Out Of Memory (OOMKilled) CertMan, secret watcher and ingress on install of Common Services - UPDATED for Nov 2021
•
by
Chris Phillips
While installing IBM common services (a preq for CP4I) we hit an issue were some of the pods were terminating because of memory or CPU limits. This article will show how to increase these limits.
I have discovered today that an extra step is now required.
Please note, if you need to make these changes to your system raise a PMR with IBM before applying to production systems
In kubernetes each pod can have a resources request and limit value for memory and or CPU. I highly recommend that this is set for your application. The request value is used as to determine how much resource needs to be available on a node in order to run the pod, where as the limit is the absolute maximum. If the limit value is reached the pod is cycled.
These values can be set on the Deployment (DaemonSet or StatefulSet). However in the new world of operators it is more common to have it set in the CR which will go and set the size in the deployment. This means if you change it in the CR the deployment will be overridden.
For IBM Common Services the value in the CR is set by the OperandConfigs. Therefore if you change the CR the OperandConfigs will revert you back to the original value.
If you want to set custom limits in OperandConfig then you must put the changes in the CommonServices object to over ride these values.

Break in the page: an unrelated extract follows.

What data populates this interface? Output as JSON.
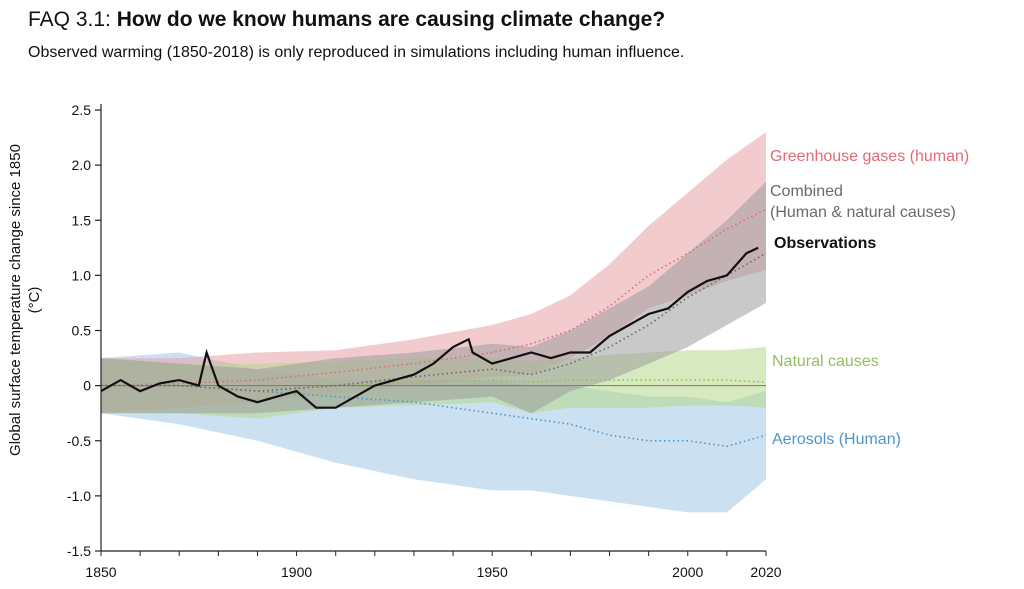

oc edit commonservice common-services
and replace the spec section with content with content similar to the following
spec:
services:
- name: ibm-cert-manager-operator
spec:
certManager:
certManagerCAInjector:
resources:
limits:
cpu: 100m
memory: 1024Mi
certManagerController:
resources:
limits:
cpu: 100m
memory: 1024Mi
certManagerWebhook:
resources:
limits:
cpu: 100m
memory: 1024Mi
configMapWatcher:
resources:
limits:
cpu: 100m
memory: 1024Mi
- name: ibm-management-ingress-operator
spec:
managementIngress:
replicas: 1
resources:
limits:
cpu: 1000m
memory: 1536Mi
- name: ibm-monitoring-exporters-operator
spec:
exporter:
kubeStateMetrics:
resource:
limits:
cpu: 1540m
memory: 1800Mi
- name: ibm-iam-operator
spec:
secretwatcher:
replicas: 1
resources:
limits:
cpu: 1000m
memory: 1450Mi
size: medium
Once this is done you must put the same changes into oc edit certmanager default -n ibm-common-=services
Then ensure the spec matches the sample below
spec:
certManagerCAInjector:
resources:
limits:
cpu: 100m
memory: 1000Mi
requests:
cpu: 30m
memory: 500Mi
certManagerController:
resources:
limits:
cpu: 80m
memory: 1010Mi
requests:
cpu: 20m
memory: 510Mi
certManagerWebhook:
resources:
limits:
cpu: 60m
memory: 100Mi
requests:
cpu: 30m
memory: 40Mi
configMapWatcher:
resources:
limits:
cpu: 60m
memory: 60Mi
requests:
cpu: 30m
memory: 30Mi
Once these changes have been made please restart all of the certmanager pods in the ibm-common-services.